A Muslim entrepreneur in Vancouver has one Canada; an Inuit politician in Nunavut has another.
And they are not the same from day to day.
Sometimes I see a Canadian’s online profile with a map showing all the places they’ve been to in the world. There might be three, maybe four balloons in Canada, and oodles in Europe, South America, southeast Asia and so on. We catalogue where we have been elsewhere.
Maybe Canadians don’t travel as much in Canada because we know we can never see everything: it’s too damn big!
If Canada was a shirt, it would be extra extra extra large.
I think we feel that living where we do, wherever that is in Canada, we know Canada. It’s just not so.
Problem and solution
Canada is an ongoing project in creativity because it involves so many contradictions and opposites from landscape to weather to people. Southern Alberta, down in the area of Fort MacLeod, is the opposite of southern New Brunswick. It is almost the difference between a desert and a rain forest.
That’s just landscape. People? Oh my!
This is really where the ongoing problem solving exercise happens. We want the collective unity of “Canadians” while at the same time wanting everyone to retain their differences. Sometimes we refer to it as a “cultural mosaic.”
But of course, that means accommodation and that begins with an understanding of how plural we are.
I know many people don’t care about hockey, but stay with me a moment. It’s a good example of Canadians and problem solving and finding solutions – as well as what those solutions mean.
Since time began, the CBC (Canadian Broadcasting Corporation ) has been broadcasting hockey games in Canada.

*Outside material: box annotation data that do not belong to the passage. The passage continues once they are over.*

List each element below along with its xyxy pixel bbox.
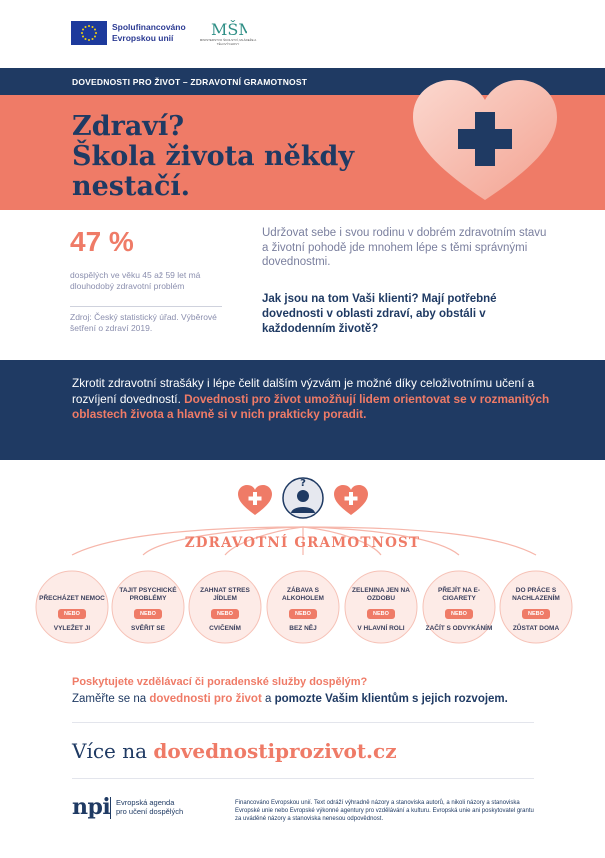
or-badge: NEBO <box>134 609 162 619</box>
habit-item: TAJIT PSYCHICKÉ PROBLÉMY NEBO SVĚŘIT SE <box>113 578 183 633</box>
habit-good: ZŮSTAT DOMA <box>512 625 560 632</box>
cta-line: Zaměřte se na dovednosti pro život a pom… <box>72 693 508 705</box>
npi-tagline: Evropská agenda pro učení dospělých <box>116 798 216 816</box>
band-title: DOVEDNOSTI PRO ŽIVOT – ZDRAVOTNÍ GRAMOTN… <box>72 77 308 87</box>
or-badge: NEBO <box>445 609 473 619</box>
navy-text-highlight: Dovednosti pro život umožňují lidem orie… <box>72 391 550 422</box>
eu-line-1: Spolufinancováno <box>112 22 186 32</box>
cta-question: Poskytujete vzdělávací či poradenské slu… <box>72 676 368 688</box>
npi-logo: npi <box>72 794 111 820</box>
habit-good: SVĚŘIT SE <box>131 625 165 632</box>
habit-item: ZAHNAT STRES JÍDLEM NEBO CVIČENÍM <box>190 578 260 633</box>
more-info: Více na dovednostiprozivot.cz <box>72 739 397 763</box>
divider <box>72 778 534 779</box>
cta-highlight: dovednosti pro život <box>149 693 262 705</box>
cta-part-2: a <box>261 693 275 705</box>
logo-separator <box>110 797 111 819</box>
habit-item: DO PRÁCE S NACHLAZENÍM NEBO ZŮSTAT DOMA <box>501 578 571 633</box>
habit-bad: ZÁBAVA S ALKOHOLEM <box>282 587 324 602</box>
hero-title-line-2: Škola života někdy <box>72 141 355 172</box>
stat-value: 47 % <box>70 226 134 257</box>
person-icon: ? <box>282 477 324 519</box>
hero-title-line-1: Zdraví? <box>72 111 185 142</box>
habit-bad: ZELENINA JEN NA OZDOBU <box>352 587 410 602</box>
habit-bad: PŘEJÍT NA E-CIGARETY <box>437 587 480 602</box>
habit-item: ZÁBAVA S ALKOHOLEM NEBO BEZ NĚJ <box>268 578 338 633</box>
or-badge: NEBO <box>289 609 317 619</box>
funding-disclaimer: Financováno Evropskou unií. Text odráží … <box>235 800 534 822</box>
hero-title: Zdraví? Škola života někdy nestačí. <box>72 112 402 202</box>
cta-bold: pomozte Vašim klientům s jejich rozvojem… <box>274 693 508 705</box>
habit-good: VYLEŽET JI <box>53 625 91 632</box>
website-link[interactable]: dovednostiprozivot.cz <box>153 739 397 763</box>
habit-item: ZELENINA JEN NA OZDOBU NEBO V HLAVNÍ ROL… <box>346 578 416 633</box>
literacy-diagram: ? <box>35 477 573 644</box>
cta-part-1: Zaměřte se na <box>72 693 150 705</box>
navy-band <box>0 360 605 460</box>
or-badge: NEBO <box>367 609 395 619</box>
more-label: Více na <box>72 739 154 763</box>
hero-title-line-3: nestačí. <box>72 171 191 202</box>
svg-text:?: ? <box>300 478 306 489</box>
intro-text: Udržovat sebe i svou rodinu v dobrém zdr… <box>262 227 547 268</box>
navy-text-plain: Zkrotit zdravotní strašáky i lépe čelit … <box>72 376 535 406</box>
eu-cofinanced-label: Spolufinancováno Evropskou unií <box>112 22 186 44</box>
habit-bad: ZAHNAT STRES JÍDLEM <box>200 587 250 602</box>
habit-bad: PŘECHÁZET NEMOC <box>39 594 105 602</box>
habit-good: ZAČÍT S ODVYKÁNÍM <box>425 625 493 632</box>
question-text: Jak jsou na tom Vaši klienti? Mají potře… <box>262 293 497 335</box>
diagram-title: ZDRAVOTNÍ GRAMOTNOST <box>184 535 421 551</box>
heart-cross-icon <box>413 80 557 200</box>
or-badge: NEBO <box>211 609 239 619</box>
divider <box>72 722 534 723</box>
habit-good: CVIČENÍM <box>209 625 241 632</box>
navy-band-text: Zkrotit zdravotní strašáky i lépe čelit … <box>72 376 552 423</box>
npi-line-2: pro učení dospělých <box>116 807 184 816</box>
left-heart-icon <box>238 485 272 515</box>
habit-good: BEZ NĚJ <box>289 625 317 632</box>
stat-description: dospělých ve věku 45 až 59 let má dlouho… <box>70 270 201 291</box>
msmt-logo-text: MŠMT <box>211 19 247 39</box>
npi-line-1: Evropská agenda <box>116 798 175 807</box>
habit-item: PŘECHÁZET NEMOC NEBO VYLEŽET JI <box>37 578 107 633</box>
right-heart-icon <box>334 485 368 515</box>
or-badge: NEBO <box>58 609 86 619</box>
eu-flag-icon <box>71 21 107 45</box>
or-badge: NEBO <box>522 609 550 619</box>
divider <box>70 306 222 307</box>
stat-source: Zdroj: Český statistický úřad. Výběrové … <box>70 312 217 333</box>
habit-good: V HLAVNÍ ROLI <box>357 625 405 632</box>
eu-line-2: Evropskou unií <box>112 33 174 43</box>
habit-bad: TAJIT PSYCHICKÉ PROBLÉMY <box>119 587 177 602</box>
habit-bad: DO PRÁCE S NACHLAZENÍM <box>512 587 560 602</box>
msmt-subtitle: MINISTERSTVO ŠKOLSTVÍ, MLÁDEŽE A TĚLOVÝC… <box>199 38 257 46</box>
habit-item: PŘEJÍT NA E-CIGARETY NEBO ZAČÍT S ODVYKÁ… <box>424 578 494 633</box>
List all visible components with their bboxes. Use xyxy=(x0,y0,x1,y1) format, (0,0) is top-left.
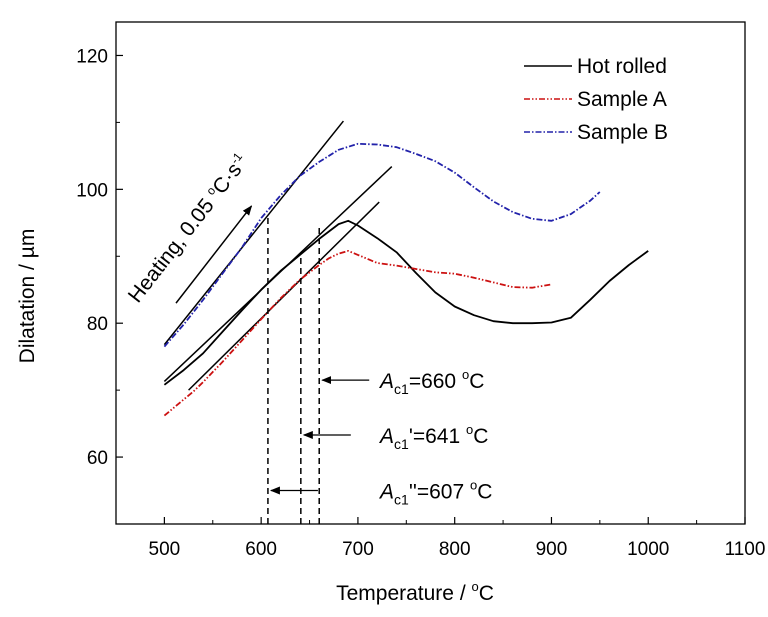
ac1-label-unit: C xyxy=(473,425,488,448)
y-tick-label: 80 xyxy=(87,314,108,335)
ac1-label-degree: o xyxy=(470,478,477,493)
ac1-label-unit: C xyxy=(477,481,492,504)
legend-label-sample-b: Sample B xyxy=(577,121,668,144)
ac1-label-subscript: c1 xyxy=(394,436,409,452)
series-line-hot-rolled xyxy=(163,219,649,386)
series-line-sample-b xyxy=(163,142,601,348)
ac1-label-subscript: c1 xyxy=(394,492,409,508)
ac1-label-symbol: A xyxy=(378,425,394,448)
y-axis-title: Dilatation / µm xyxy=(16,229,39,364)
heating-annotation: Heating, 0.05 oC·s-1 xyxy=(124,149,253,307)
x-tick-label: 500 xyxy=(149,539,181,560)
ac1-label-degree: o xyxy=(466,422,473,437)
x-tick-label: 700 xyxy=(342,539,374,560)
ac1-label-symbol: A xyxy=(378,481,394,504)
x-tick-label: 1100 xyxy=(725,539,766,560)
heating-arrow xyxy=(175,205,253,304)
x-tick-label: 1000 xyxy=(627,539,669,560)
ac1-label-degree: o xyxy=(462,367,469,382)
heating-label-text: Heating, 0.05 xyxy=(124,190,222,307)
ac1-label-subscript: c1 xyxy=(394,381,409,397)
ac1-label: Ac1=660 oC xyxy=(378,367,484,397)
series-line-sample-a xyxy=(163,249,552,417)
x-tick-label: 900 xyxy=(536,539,568,560)
x-tick-label: 600 xyxy=(245,539,277,560)
x-tick-label: 800 xyxy=(439,539,471,560)
tangent-line xyxy=(163,120,344,346)
ac1-label: Ac1''=607 oC xyxy=(378,478,492,508)
y-tick-label: 100 xyxy=(76,180,108,201)
x-axis-title-unit: C xyxy=(479,582,494,605)
y-axis-ticks: 60 80 100 120 xyxy=(76,46,123,525)
y-tick-label: 60 xyxy=(87,448,108,469)
ac1-label-unit: C xyxy=(469,370,484,393)
data-series xyxy=(163,142,649,417)
x-axis-title: Temperature / oC xyxy=(336,579,494,605)
ac1-label-value: =660 xyxy=(409,370,462,393)
legend-label-hot-rolled: Hot rolled xyxy=(577,55,667,78)
plot-frame xyxy=(115,21,746,525)
ac1-label-value: '=641 xyxy=(409,425,466,448)
x-axis-title-degree: o xyxy=(472,579,479,594)
legend: Hot rolled Sample A Sample B xyxy=(524,55,668,144)
ac1-label: Ac1'=641 oC xyxy=(378,422,488,452)
x-axis-title-text: Temperature / xyxy=(336,582,471,605)
ac1-label-symbol: A xyxy=(378,370,394,393)
x-axis-ticks: 500 600 700 800 900 1000 1100 xyxy=(115,517,766,560)
ac1-label-value: ''=607 xyxy=(409,481,470,504)
y-tick-label: 120 xyxy=(76,46,108,67)
legend-label-sample-a: Sample A xyxy=(577,88,667,111)
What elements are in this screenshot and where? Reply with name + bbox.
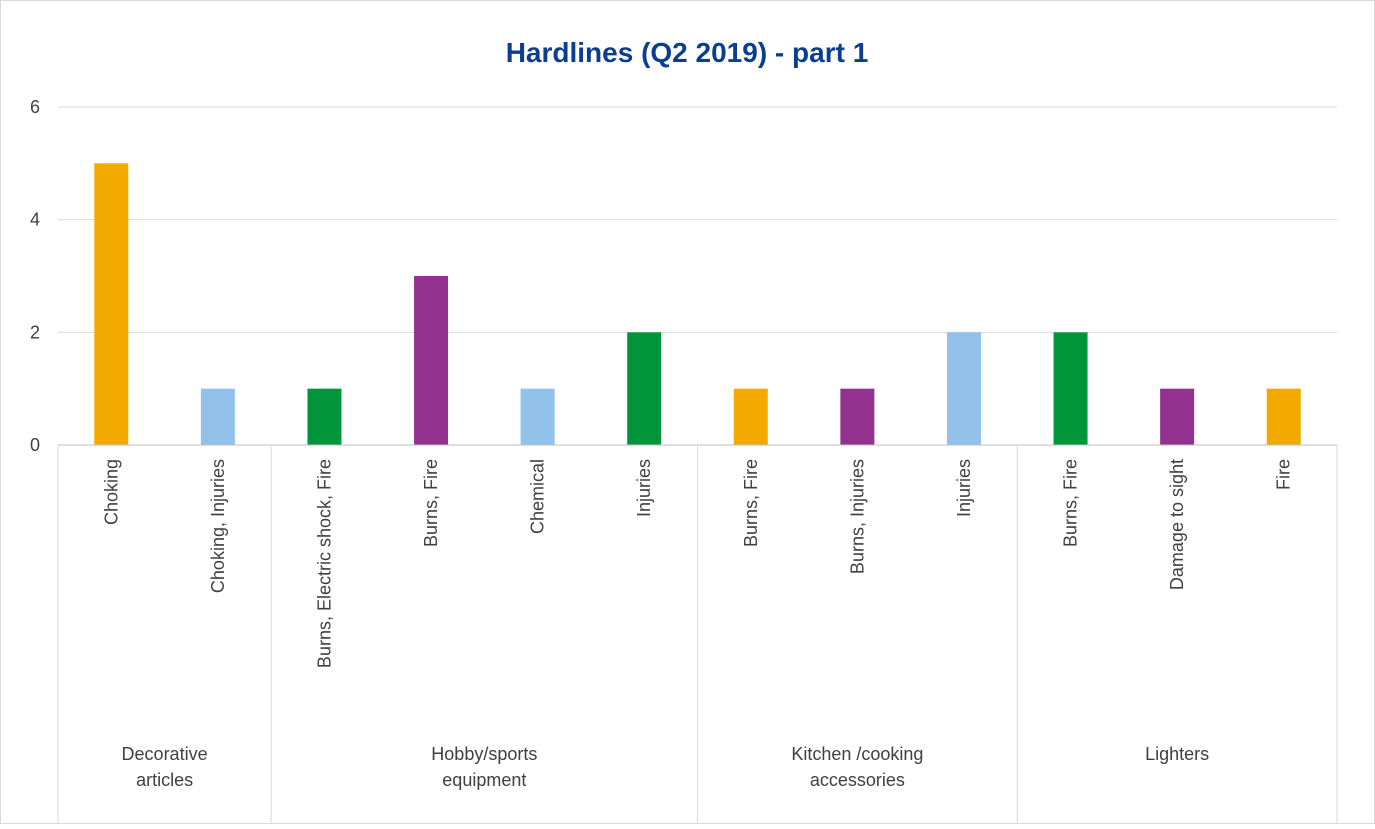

The CBC is a publicly owned company supported by Canadian tax dollars. It has a very specific mandate which, put simply, is this: your content will be Canada.
This means hockey games with Canadian teams, currently Toronto, Montreal, Ottawa, Edmonton, Calgary and Vancouver. (Update: Now we can include Winnipeg again!) The thing is, since teams often play on the same night, which game do you show? How do you keep everyone happy?
Well, you don’t. But you try.
Canadians regularly complain about it. But the CBC does the best it can by putting one game on the national network, the one they hope the most people will want to see, and in specific regions, like Montreal, broadcasting the game of that area’s team.
Since Canada is so big, with six time zones, they can break it up between eastern and western games, the west getting underway usually several hours after those of the east.
The end result is games get shown. Someone is always unhappy. But overall and over time, it works. Not perfectly; but it works. Of course, much of the solution is the result of technology. It has allowed for better and more creative solutions.
Hockey and TV are pretty unimportant compared to larger social issues but to a large extent Canada’s creative problem solving mirrors the CBC’s solution for hockey. Some solutions work better than others, but that’s how it goes. We accommodate as best we can and manage to be one country, singular and plural all at once.
Delight, not pride
I don’t recall ever having a feeling of pride about Canada. What I feel most is delight. And I feel comfortable. Canada feels so much a part of me, so much an aspect of who and what I am, feeling pride in it would be like feeling pride in my arm or my leg. I just don’t think or feel that way.
It’s probably true of every country but in the end I see Canada as a work in progress. It’s a place so large, from every perspective, and so perpetually evolving, it can never be fully known. I’m pretty sure about one thing though.
Canada is not a place to be; it is a place to be together.
That, of course, is where the business of creative solutions comes in. And that, in turn, means realizing that what we know is only ever a small part of a larger picture. There is always more to learn, more to see, more people to meet, more to marvel at.